Rutte ha affermato di aver avuto discussioni “molto franche” e “molto aperte” con Trump durante l’incontro e che, pur comprendendo le frustrazioni del presidente degli Stati Uniti, ha respinto alcune delle critiche più generali.

“Ho anche potuto sottolineare il fatto che la grande maggioranza delle nazioni europee è stata d’aiuto, con le basi, con la logistica, con i sorvoli, assicurandosi di rispettare gli impegni”, ha detto Rutte.

“Ciò che gli Stati Uniti hanno fatto con l’Iran, potevano farlo perché tanti paesi europei hanno rispettato gli impegni presi. Non tutti, e capisco perfettamente il suo disappunto al riguardo, ma è, quindi, un quadro sfumato”, ha aggiunto.

Rutte ha anche respinto l’idea che i membri della NATO considerassero la guerra contro l’Iran “illegale”, sostenendo che in Europa vi era un ampio sostegno al degrado delle capacità nucleari e missilistiche dell’Iran.

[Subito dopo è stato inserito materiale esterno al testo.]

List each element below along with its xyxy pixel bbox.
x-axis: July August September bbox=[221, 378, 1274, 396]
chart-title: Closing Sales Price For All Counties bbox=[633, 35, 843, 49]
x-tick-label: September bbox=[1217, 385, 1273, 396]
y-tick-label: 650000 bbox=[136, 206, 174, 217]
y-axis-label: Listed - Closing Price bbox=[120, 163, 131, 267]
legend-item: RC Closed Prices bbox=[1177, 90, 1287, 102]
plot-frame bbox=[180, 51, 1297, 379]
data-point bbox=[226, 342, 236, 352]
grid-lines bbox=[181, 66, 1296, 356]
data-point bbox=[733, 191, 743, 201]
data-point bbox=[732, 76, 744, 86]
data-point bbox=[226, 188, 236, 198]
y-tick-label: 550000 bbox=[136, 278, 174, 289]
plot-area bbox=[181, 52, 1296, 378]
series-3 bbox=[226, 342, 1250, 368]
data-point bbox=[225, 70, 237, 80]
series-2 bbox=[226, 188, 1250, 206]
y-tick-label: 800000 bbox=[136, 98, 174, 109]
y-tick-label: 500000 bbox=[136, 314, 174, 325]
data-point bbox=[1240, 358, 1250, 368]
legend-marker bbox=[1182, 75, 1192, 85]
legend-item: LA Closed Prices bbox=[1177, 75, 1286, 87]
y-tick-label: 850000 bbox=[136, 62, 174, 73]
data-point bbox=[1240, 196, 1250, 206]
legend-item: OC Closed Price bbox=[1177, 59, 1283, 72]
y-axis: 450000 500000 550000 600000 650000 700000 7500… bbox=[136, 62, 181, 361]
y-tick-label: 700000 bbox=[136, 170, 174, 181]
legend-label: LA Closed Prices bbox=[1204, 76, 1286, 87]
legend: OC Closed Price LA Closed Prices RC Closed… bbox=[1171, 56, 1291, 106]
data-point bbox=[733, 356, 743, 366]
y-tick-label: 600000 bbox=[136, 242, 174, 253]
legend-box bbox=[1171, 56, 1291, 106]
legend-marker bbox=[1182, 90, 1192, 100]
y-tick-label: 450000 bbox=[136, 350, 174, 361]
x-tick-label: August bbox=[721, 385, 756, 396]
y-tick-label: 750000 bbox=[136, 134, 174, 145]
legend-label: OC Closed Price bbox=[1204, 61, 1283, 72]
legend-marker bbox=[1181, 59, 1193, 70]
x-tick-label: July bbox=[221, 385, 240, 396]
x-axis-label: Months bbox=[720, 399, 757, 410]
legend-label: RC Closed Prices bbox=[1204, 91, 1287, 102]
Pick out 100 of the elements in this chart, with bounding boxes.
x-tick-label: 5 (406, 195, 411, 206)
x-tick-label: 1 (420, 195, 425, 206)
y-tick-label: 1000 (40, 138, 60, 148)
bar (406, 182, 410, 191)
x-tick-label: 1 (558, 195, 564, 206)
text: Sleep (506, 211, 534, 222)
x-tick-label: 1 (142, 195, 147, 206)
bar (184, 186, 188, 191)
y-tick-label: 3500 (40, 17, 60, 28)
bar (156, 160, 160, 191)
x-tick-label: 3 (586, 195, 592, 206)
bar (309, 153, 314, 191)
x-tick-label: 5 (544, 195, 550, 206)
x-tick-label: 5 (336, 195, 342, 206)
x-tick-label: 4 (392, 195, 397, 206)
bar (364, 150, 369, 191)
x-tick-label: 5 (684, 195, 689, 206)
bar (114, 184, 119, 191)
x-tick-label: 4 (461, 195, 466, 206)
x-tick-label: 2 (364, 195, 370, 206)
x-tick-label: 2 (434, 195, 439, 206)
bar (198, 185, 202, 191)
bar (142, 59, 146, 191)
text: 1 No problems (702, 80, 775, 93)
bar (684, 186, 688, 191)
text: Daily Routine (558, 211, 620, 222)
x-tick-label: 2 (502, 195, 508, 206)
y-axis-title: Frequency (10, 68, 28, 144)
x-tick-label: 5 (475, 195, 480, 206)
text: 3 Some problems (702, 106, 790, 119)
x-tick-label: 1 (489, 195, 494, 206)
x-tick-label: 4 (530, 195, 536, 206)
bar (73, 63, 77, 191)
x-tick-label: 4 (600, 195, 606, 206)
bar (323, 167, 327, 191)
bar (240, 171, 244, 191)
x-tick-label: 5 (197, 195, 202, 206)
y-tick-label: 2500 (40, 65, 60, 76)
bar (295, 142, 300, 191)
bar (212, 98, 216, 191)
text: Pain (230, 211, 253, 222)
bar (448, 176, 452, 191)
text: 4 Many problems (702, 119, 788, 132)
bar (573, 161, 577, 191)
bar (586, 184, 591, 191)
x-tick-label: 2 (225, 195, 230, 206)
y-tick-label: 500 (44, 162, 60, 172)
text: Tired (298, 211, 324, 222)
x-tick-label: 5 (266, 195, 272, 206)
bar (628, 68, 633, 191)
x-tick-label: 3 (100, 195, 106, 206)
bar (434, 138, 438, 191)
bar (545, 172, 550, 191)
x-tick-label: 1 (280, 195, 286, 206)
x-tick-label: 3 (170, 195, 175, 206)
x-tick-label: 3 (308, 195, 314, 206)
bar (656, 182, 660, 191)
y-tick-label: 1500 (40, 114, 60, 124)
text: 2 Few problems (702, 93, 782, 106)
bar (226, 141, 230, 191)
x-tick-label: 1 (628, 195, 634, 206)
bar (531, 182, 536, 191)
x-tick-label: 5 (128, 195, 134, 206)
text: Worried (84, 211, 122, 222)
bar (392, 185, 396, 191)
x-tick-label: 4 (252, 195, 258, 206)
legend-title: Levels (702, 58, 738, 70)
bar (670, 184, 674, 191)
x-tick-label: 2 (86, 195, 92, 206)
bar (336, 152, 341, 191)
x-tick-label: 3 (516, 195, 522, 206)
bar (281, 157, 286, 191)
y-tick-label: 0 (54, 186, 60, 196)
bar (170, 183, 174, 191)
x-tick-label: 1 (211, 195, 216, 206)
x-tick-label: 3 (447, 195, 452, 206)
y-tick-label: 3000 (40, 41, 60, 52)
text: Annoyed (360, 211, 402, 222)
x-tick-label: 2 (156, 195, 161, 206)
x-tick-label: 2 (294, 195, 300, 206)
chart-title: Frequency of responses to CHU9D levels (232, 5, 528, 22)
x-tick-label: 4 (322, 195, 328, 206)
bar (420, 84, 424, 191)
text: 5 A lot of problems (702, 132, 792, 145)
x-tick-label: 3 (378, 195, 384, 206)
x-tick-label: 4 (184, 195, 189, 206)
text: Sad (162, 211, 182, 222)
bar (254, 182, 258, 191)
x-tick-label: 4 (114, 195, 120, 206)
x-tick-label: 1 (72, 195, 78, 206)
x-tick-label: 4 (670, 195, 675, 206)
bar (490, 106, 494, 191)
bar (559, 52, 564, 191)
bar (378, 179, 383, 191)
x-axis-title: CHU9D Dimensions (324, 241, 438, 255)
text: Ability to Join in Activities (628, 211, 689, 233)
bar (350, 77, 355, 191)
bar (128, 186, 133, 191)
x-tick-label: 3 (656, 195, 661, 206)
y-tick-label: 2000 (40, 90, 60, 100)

Ha anche affermato che una diplomazia prolungata rischia di creare un “momento nordcoreano” – in cui i colloqui si trascinano finché un paese non acquisisce capacità nucleare e diventa troppo tardi per agire.

Il capo della NATO ha rifiutato di rispondere direttamente quando gli è stato chiesto più volte se Trump avesse detto che avrebbe lasciato l’alleanza.

La NATO, che comprende paesi europei, Stati Uniti e Canada, è stata costituita nel 1949 per contrastare l’Unione Sovietica e da allora è stata la pietra angolare della sicurezza dell’Occidente.

L’alleanza ha attivato la clausola di mutua difesa solo in un’occasione, in seguito agli attacchi del settembre 2001 al World Trade Center negli Stati Uniti.

Non era chiaro quale ruolo Trump si aspettasse che giocasse in Medio Oriente.

Il Wall Street Journal, nel frattempo, ha riferito che Trump stava cercando di punire alcuni membri della NATO che riteneva inutili durante il conflitto, spostando le truppe americane dai loro paesi.

Il piano, riportato dal Wall Street Journal, non sarebbe all’altezza delle minacce di Trump di far uscire completamente gli Stati Uniti dalla NATO – una mossa per la quale avrebbe bisogno dell’approvazione del Congresso americano.

Rutte non ha risposto direttamente quando gli è stato chiesto di quel rapporto.

“La grande maggioranza delle nazioni europee, compresa la Francia, ha fatto ciò che si era impegnata prima di farlo in un caso come questo”, ha invece affermato.

“Quindi l’Europa, come piattaforma di proiezione del potere per gli Stati Uniti, è stata in piena attività nelle ultime sei settimane”.